Economists polled by Bloomberg this week predicted the Fed will trim its so-called quantitative easing program to $65 billion a month at the Oct. 29-30 meeting of the Federal Open Market Committee, from the current level of $85 billion.

‘Keeps Going’

“Every year for the past four years, people have said the bond trade is over and yet it keeps going,” Lee Spelman, head of U.S. equity client portfolio managers at New York-based JP Morgan Asset Management, said in an interview last month.

Economists surveyed by Bloomberg expect U.S. rates to rise over the next four quarters.

Jeffrey Gundlach disagrees. The manager of the $41 billion DoubleLine Total Return Fund, said this week that while rates may move higher in the near-term, he expects the yield on the 10-year U.S. Treasury note to drop to 1.7 percent by the end of the year. It closed yesterday at 2.08 percent, according to data compiled by Bloomberg.  “It’s a horrible time to be exiting bonds,” Gundlach said.

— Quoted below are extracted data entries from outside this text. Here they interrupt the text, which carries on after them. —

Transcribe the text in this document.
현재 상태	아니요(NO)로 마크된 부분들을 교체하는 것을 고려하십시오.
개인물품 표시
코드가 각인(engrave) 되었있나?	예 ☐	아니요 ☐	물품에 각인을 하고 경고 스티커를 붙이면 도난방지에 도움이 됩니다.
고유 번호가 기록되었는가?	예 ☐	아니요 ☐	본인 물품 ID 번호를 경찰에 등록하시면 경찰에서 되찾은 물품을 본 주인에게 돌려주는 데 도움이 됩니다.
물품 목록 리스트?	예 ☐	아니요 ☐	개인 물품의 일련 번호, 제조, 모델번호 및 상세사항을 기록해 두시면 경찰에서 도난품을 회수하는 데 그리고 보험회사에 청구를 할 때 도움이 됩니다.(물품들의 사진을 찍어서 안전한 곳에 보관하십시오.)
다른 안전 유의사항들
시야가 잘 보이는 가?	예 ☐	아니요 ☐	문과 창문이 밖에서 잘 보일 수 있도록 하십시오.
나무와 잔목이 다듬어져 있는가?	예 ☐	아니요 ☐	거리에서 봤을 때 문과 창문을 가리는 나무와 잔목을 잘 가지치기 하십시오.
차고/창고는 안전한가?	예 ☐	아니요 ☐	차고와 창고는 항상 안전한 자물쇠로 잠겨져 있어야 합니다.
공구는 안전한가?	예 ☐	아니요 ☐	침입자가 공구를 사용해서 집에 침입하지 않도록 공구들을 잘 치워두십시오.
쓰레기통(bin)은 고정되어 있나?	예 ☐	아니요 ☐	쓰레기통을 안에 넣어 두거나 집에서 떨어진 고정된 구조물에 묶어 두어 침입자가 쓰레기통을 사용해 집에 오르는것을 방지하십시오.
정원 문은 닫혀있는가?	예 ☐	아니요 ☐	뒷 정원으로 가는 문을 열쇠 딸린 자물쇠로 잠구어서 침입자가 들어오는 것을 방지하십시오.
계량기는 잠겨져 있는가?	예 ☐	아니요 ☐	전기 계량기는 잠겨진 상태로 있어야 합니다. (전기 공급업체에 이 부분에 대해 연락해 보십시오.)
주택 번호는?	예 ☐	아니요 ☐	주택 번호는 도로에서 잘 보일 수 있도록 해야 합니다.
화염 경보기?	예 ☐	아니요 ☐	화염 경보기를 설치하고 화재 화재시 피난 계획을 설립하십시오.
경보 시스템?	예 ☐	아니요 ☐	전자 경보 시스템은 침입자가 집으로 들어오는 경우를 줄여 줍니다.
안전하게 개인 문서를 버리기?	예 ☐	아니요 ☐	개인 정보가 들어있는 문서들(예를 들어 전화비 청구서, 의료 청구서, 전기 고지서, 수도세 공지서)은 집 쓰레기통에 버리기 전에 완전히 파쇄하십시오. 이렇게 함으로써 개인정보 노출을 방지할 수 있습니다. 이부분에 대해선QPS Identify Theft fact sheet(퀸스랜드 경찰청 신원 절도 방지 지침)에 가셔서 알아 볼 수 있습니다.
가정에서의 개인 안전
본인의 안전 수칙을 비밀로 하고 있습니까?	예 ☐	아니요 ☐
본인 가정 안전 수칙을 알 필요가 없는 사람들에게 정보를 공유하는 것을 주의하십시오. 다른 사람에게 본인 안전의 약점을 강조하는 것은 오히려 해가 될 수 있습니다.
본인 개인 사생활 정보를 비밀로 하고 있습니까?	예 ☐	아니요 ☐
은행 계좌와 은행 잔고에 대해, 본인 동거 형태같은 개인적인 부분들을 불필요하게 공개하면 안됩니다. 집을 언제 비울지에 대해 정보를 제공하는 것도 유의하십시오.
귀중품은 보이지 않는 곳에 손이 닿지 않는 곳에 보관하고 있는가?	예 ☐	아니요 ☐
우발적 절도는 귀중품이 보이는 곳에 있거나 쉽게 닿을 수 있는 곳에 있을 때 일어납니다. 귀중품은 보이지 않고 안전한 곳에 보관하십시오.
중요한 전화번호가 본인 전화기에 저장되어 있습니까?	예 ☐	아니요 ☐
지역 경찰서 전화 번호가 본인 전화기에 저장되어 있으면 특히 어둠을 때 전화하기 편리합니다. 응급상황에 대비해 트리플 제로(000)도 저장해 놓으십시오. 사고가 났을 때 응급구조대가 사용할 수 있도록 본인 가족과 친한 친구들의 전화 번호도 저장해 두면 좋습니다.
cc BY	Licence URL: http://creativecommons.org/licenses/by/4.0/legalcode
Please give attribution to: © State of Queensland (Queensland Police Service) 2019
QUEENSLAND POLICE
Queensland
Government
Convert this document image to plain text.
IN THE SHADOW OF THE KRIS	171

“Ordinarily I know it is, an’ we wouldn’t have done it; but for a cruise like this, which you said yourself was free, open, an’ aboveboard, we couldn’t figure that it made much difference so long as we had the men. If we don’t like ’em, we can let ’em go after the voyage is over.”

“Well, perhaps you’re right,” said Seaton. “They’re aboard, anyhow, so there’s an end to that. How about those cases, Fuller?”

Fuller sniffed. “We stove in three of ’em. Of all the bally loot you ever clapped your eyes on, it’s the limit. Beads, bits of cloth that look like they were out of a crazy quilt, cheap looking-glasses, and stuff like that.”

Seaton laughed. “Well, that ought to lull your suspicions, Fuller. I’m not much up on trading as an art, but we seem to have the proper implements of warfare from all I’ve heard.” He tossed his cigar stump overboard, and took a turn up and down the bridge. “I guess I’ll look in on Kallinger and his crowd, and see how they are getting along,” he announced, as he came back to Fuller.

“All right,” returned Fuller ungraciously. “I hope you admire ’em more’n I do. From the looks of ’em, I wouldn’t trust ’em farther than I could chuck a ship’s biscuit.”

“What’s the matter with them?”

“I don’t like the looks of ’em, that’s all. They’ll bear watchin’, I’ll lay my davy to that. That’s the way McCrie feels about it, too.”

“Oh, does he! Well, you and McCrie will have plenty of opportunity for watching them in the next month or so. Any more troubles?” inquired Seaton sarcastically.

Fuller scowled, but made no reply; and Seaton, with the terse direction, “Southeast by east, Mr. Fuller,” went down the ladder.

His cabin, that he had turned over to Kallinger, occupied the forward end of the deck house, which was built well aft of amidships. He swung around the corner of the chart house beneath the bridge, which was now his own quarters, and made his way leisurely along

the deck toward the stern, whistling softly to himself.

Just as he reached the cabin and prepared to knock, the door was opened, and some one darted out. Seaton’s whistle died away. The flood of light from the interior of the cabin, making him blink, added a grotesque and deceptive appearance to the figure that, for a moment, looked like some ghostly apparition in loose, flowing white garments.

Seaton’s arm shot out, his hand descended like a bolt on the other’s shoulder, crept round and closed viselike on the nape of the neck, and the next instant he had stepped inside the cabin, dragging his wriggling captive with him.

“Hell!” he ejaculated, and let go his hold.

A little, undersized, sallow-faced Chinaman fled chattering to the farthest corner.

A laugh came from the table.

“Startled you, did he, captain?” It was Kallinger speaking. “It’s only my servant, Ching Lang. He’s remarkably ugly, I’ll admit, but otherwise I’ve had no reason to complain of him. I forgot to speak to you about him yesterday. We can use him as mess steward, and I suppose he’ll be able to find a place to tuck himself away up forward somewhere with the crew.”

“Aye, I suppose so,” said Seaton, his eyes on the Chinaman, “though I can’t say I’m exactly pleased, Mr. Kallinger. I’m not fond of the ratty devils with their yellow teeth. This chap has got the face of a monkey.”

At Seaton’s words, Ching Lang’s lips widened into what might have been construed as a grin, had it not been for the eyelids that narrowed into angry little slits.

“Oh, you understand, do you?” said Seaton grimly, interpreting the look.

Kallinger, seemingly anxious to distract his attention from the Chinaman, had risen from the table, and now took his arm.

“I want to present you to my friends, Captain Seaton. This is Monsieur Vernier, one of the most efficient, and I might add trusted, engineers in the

Meanwhile, Loomis Sayles & Co. is buying 30-year Treasury bonds on a bet that the Federal Reserve will continue printing money, according to money manager, Matt Eagan.  The Fed’s bond-buying plan “will be around longer than the market thought,” Eagan, who is co-portfolio manager of the Loomis Sayles Strategic Alpha Fund and Strategic Income Fund, told reporters in London today. “The economy is not strong enough despite the recovery. The market is getting ahead of itself. Even if the Fed starts to taper, they will still be injecting liquidity into the market.”